Mis à part ça, les complications des comportements impulsifs à risque, ça peut être notamment des blessures, quand on se fait du mal, des surinfections des blessures. Les complications en termes d'addiction, si on se met à prendre régulièrement beaucoup de médicaments. Par ailleurs, il y a aussi des maladies physiques qui peuvent découler de tout ça. Et bien sûr, la complication ultime, c'est le décès. Il peut arriver de manière, soit accidentelle si on n'a pas l'intention de mourir, soit de manière non accidentelle si le comportement impulsif est une tentative de suicide qui réussit.
Pour ce qui est de pallier à ce problème, du côté des médicaments, il faut savoir qu'aucun n'est indiqué officiellement dans l'impulsivité en tant que telle. Mais il y a quand même plusieurs médicaments qui sont utilisés, et notamment, de façon ponctuelle pendant les crises, ou les moments où on est à risque de passer à l'acte, d'avoir un comportement à risque.
Le traitement le plus recommandé en matière d'impulsivité et de trouble de personnalité borderline, c'est la psychothérapie. Il y en a plusieurs qui sont recommandées.

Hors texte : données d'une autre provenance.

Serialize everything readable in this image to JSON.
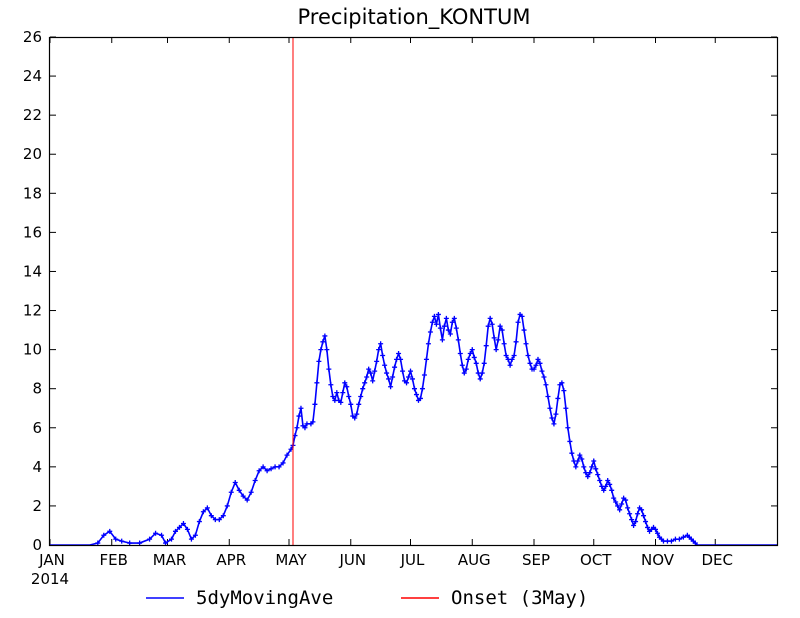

Il y a la psychothérapie basée sur la mentalisation, la TCC - Thérapie Comportementale et Cognitive - dont la TCD est dérivée, et dont le premier objectif est en général justement de réduire ces comportements à risques, et notamment les comportements suicidaires.
La TCD, c'est une psychothérapie qui s'organise souvent en quatre modules. Premier module, c'est la tolérance à la détresse, qui nous apprend à mieux gérer ces situations de détresse émotionnelle intense. Le deuxième module, c'est la régulation émotionnelle, qui est là pour qu'on apprenne à gérer ses émotions de manière plus générale. Le troisième module, c'est celui qu'on appelle l'efficacité interpersonnelle, utile pour l'impulsivité "relationnelle". Ça nous apprend à avoir des comportements qu'on qualifie d'affirmés, qui se situent à peu près au juste milieu, entre les comportements passifs et les comportements agressifs. Et dernier module, c'est le module de la pleine conscience. Là, on est plutôt sur des méthodes qui vont nous apprendre à faire face aux émotions, à être un peu plus dans l'acceptation de ce qui se passe.
Mon conseil, c'est de retarder l'action en question. Effectivement, c'est plus facile à dire qu'à faire. Mais l'idée derrière tout ça, c'est de ne pas oublier que les moments qui provoquent de l'impulsivité sont des moments qui vont forcément passer. Même 30 secondes, ça marche. Les vagues émotionnelles redescendent. Et ce sera, à ce moment-là, encore plus facile de retarder à nouveau l'action.
Conversation avec le Docteur Igor Thiriez, médecin psychiatre depuis 15 ans, et responsable d’une unité d’admission en hôpital psychiatrique.